5. La société Carta, Reichen et Robert Associés soutient, en premier lieu, que la méthode consistant à prendre en compte le montant des capitaux propres de la société Reichen et Robert au 31 décembre 2011 tout en retenant la valorisation du droit de présentation de la clientèle déterminée par le cabinet d'expertise sur la base des années 2004 à 2008 est incohérente et que, par suite, l'administration aurait dû tenir compte des résultats des exercices 2008 à 2011. Elle soutient également, en deuxième lieu, que les redevances versées par la société Reichen et Robert et Associés à la société Reichen et Robert au titre de la convention de location-gérance conclue en 2004 ne pouvaient constituer un flux d'affaires pérenne du point de vue économique dès lors que depuis 2003, la société Reichen et Robert n'avait plus d'activité opérationnelle et plus de moyens humains permettant de développer son fonds libéral et qu'en conséquence, elles ne pouvaient pas être prise en compte.
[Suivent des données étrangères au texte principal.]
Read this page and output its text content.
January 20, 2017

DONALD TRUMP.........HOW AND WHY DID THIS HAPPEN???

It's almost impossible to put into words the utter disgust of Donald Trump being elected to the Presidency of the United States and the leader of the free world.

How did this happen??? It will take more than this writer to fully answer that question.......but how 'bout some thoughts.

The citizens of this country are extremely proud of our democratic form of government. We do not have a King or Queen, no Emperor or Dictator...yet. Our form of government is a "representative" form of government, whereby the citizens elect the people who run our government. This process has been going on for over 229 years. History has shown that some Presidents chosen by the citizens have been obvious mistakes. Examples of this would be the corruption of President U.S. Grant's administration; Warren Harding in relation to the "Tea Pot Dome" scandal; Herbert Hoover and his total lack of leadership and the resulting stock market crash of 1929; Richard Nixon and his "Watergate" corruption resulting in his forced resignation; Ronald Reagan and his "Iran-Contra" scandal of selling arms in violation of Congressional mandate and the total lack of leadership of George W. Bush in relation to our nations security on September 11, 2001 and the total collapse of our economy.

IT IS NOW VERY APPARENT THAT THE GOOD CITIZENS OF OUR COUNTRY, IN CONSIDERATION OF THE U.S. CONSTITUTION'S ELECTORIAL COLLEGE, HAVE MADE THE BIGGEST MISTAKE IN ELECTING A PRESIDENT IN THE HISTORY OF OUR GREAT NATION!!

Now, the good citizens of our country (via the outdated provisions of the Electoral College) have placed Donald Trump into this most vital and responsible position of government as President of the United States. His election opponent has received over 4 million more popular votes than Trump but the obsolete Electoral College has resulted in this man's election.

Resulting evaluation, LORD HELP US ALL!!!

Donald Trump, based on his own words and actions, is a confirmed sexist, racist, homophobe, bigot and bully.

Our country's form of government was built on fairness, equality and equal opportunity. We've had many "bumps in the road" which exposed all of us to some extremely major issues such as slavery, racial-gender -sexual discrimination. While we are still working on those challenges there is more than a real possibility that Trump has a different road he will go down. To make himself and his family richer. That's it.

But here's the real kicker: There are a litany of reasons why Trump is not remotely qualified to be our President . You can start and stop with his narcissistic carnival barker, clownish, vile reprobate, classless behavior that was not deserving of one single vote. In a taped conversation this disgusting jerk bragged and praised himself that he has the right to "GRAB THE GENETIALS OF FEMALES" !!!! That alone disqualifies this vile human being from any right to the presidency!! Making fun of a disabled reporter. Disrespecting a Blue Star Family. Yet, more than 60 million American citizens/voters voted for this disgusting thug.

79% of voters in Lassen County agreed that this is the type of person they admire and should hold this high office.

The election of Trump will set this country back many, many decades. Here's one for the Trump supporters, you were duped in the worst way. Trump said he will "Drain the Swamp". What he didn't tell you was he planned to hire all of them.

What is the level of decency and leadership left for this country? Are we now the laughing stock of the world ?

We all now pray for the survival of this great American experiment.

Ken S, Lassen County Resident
Elle soutient enfin, en troisième lieu, que c'est à tort que l'administration a refusé de prendre en compte, dans l'estimation de la valeur vénale de la société, les dividendes versés aux actionnaires au titre de l'année 2011 au motif que leur distribution n'a été décidée par l'assemblée générale qu'en juin 2012.
6. Il est constant que la société Reichen et Robert et Associés a distribué, au titre de l'année 2011, 350 350 euros de dividendes, que l'administration a refusé de prendre en compte dans l'estimation de la valeur vénale de la société au motif que leur distribution n'a été décidée par l'assemblée générale qu'en juin 2012. Toutefois, il ressort des pièces du dossier qu'ainsi que la société le fait valoir, la distribution de ces dividendes s'inscrit dans le cadre d'une politique de rémunération des associés qui présente un caractère systématique, depuis au moins trois ans. L'administration qui indique ainsi, dans la proposition de rectification du 10 juillet 2015, que " la société RR distribue des dividendes au titre des années 2009 à 2011 d'un montant identique, à savoir 350 350 euros, il est donc reproductible " et qui en tire les conséquences lorsqu'elle détermine la " valeur d'après le rendement " de la société, n'explique pas pourquoi cette prise en compte ne serait plus pertinente après qu'elle a décidé d'utiliser uniquement la seule méthode patrimoniale, et ce alors qu'elle fait à juste titre valoir qu'à la date de la valorisation des titres, la société Reichen et Robert continuait de percevoir les redevances versées par la société Reichen et Robert et Associés au titre de la convention de location-gérance conclue en 2004, ce qui permettait une telle distribution alors même que la société Reichen et Robert n'aurait plus eu d'activité opérationnelle ainsi que la société requérante le soutient. Dans ces conditions, et alors qu'elle ne fait valoir aucun autre élément pouvant laisser présumer d'un changement possible dans la politique de versement des dividendes après la cession litigieuse, c'est à tort que l'administration n'a pas soustrait ces dividendes pour calculer l'actif net revalorisé au 31 décembre 2011.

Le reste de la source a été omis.